The band includes several first-call Nashville studio musicians who have names like Johnny Cash and Blake Shelton on their resumes. There's an appearance by the twang bar king Duane Eddy, along with a few of Auerbach's cohorts in his side band The Arcs, specifically Leon Michaels and Richard Swift, the latter of whom co-wrote "Alone." And, of course, the whole shebang sounds like it was recorded live-to-tape in the same room.
Auerbach, his crew and Hynde do a fine job of matching her library of vocal styles to the music, and her voice has found new life since she quit smoking a few years ago. Hynde recorded her vocals in a short 48 hours, leaving no time to record backing vocals, adding to the loose, natural feel.
Hynde gives fans what they want in the '70s Rolling Stones-flavored album opener, title track and likely concert opener, which finds Chrissie in sing and speak Lou Reed mode touting the joys of autonomy. "Nobody tells me I can't, nobody tells me I shan't, no one to say you're doing it wrong, I'm at my best, I'm where I belong, Alone, I like it!" she sings in that sassy, confident "eff off" tone.
"Roadie Man" praises the hard-working, often black-panted road dogs who take "music to people" over a Booker T & The MG's-esque groove, while a cooing Hynde reminds us all that "whatever happens on the bus, stays on the bus."

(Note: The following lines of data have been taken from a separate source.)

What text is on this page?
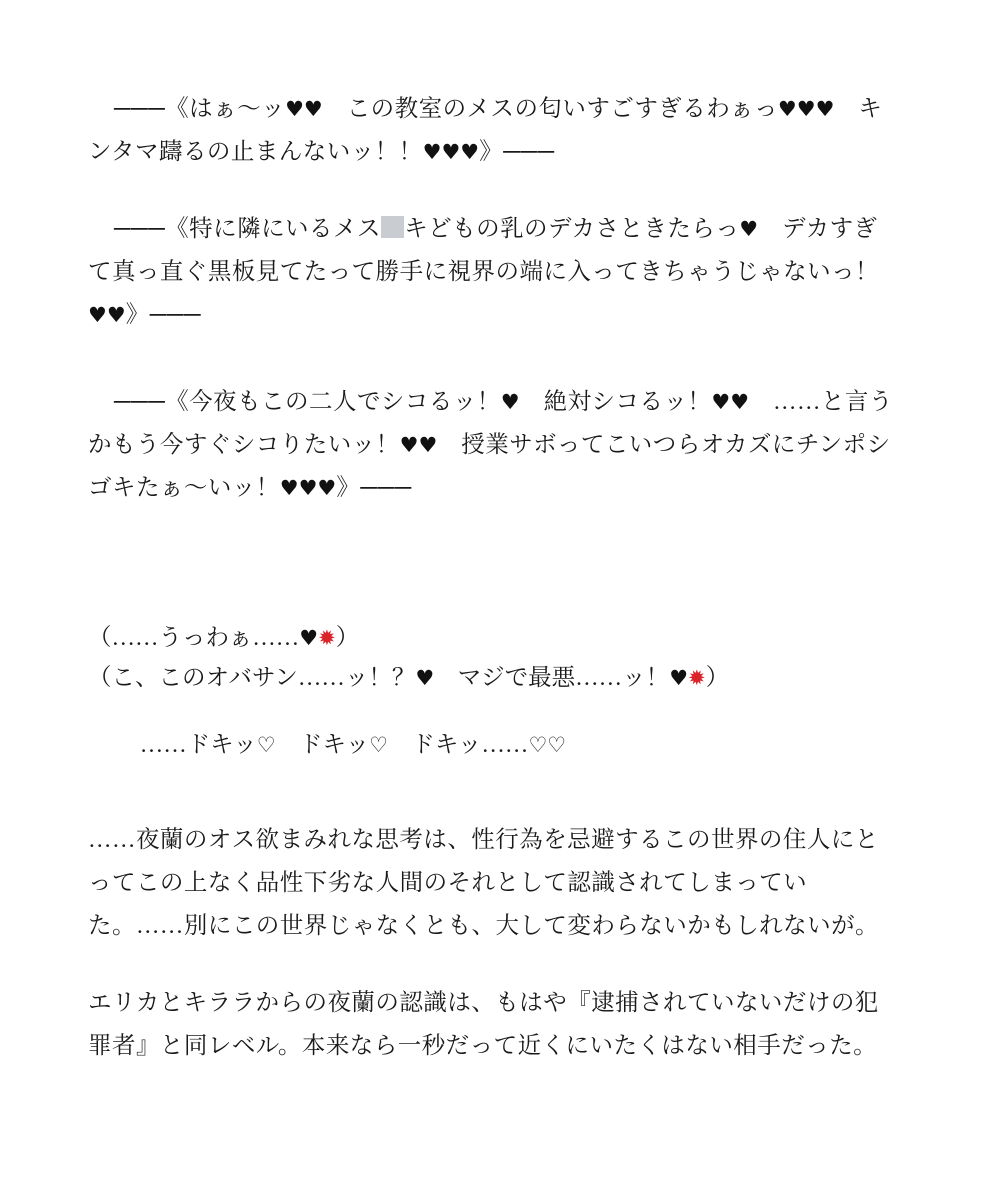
───《はぁ〜ッ♥♥　この教室のメスの匂いすごすぎるわぁっ♥♥♥　キンタマ躊るの止まんないッ！！♥♥♥》───

───《特に隣にいるメス キどもの乳のデカさときたらっ♥　デカすぎて真っ直ぐ黒板見てたって勝手に視界の端に入ってきちゃうじゃないっ！♥♥》───

───《今夜もこの二人でシコるッ！♥　絶対シコるッ！♥♥　……と言うかもう今すぐシコりたいッ！♥♥　授業サボってこいつらオカズにチンポシゴキたぁ〜いッ！♥♥♥》───

（……うっわぁ……♥✹）

（こ、このオバサン……ッ！？♥　マジで最悪……ッ！♥✹）

……ドキッ♡　ドキッ♡　ドキッ……♡♡

……夜蘭のオス欲まみれな思考は、性行為を忌避するこの世界の住人にとってこの上なく品性下劣な人間のそれとして認識されてしまっていた。……別にこの世界じゃなくとも、大して変わらないかもしれないが。

エリカとキララからの夜蘭の認識は、もはや『逮捕されていないだけの犯罪者』と同レベル。本来なら一秒だって近くにいたくはない相手だった。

Auerbach and the band push the rock on tunes such as the sub-three-minute stomper "Gotta Wait," and then everyone gets into a slinky groove on the surefire soon-to-be-on-91.3-The-Summit "We'll Never Be Together," featuring Eddy.
While "tough rock chick" has long been Hynde's raison d'etre and she's not known as sentimental, she's always had a way with a ballad, and the latter half of the 11-track album gives those skills room.
She's inviting and seductive on the pedal-steel laced "Let's Get Lost," co-written by Amanda Ghost (Beyonce, James Blunt) and Dave McCracken (Alicia Keys, John Legend). She tenderly works her trademark vibrato on "Blue Eyed Sky" over a simmering shuffle, and plays the torch singer on the vaguely "Latin One More Day."
On "I Hate Myself" Hynde sounds like a nihilistic '50s girl group singer after a few Quaaludes and a bottle of cheap wine: "I deserve the worst, my heart is gonna burst, so validate me, hate me where it hurts," she sings dramatically.
At 65, Hynde can still bring the middle-finger-to-the-world attitude, along with the tenderness on command, that infused the Pretenders' first two albums and solidified her image more than 35 years ago. While her songwriting abilities never left and her voice is strong, some of the late '90s and early aughts material was a bit staid sonically.
With Auerbach behind the board, and a band of talented "real people playing real instruments" clearly inspiring her, "Alone" stands out as the best of latter-day Pretenders records.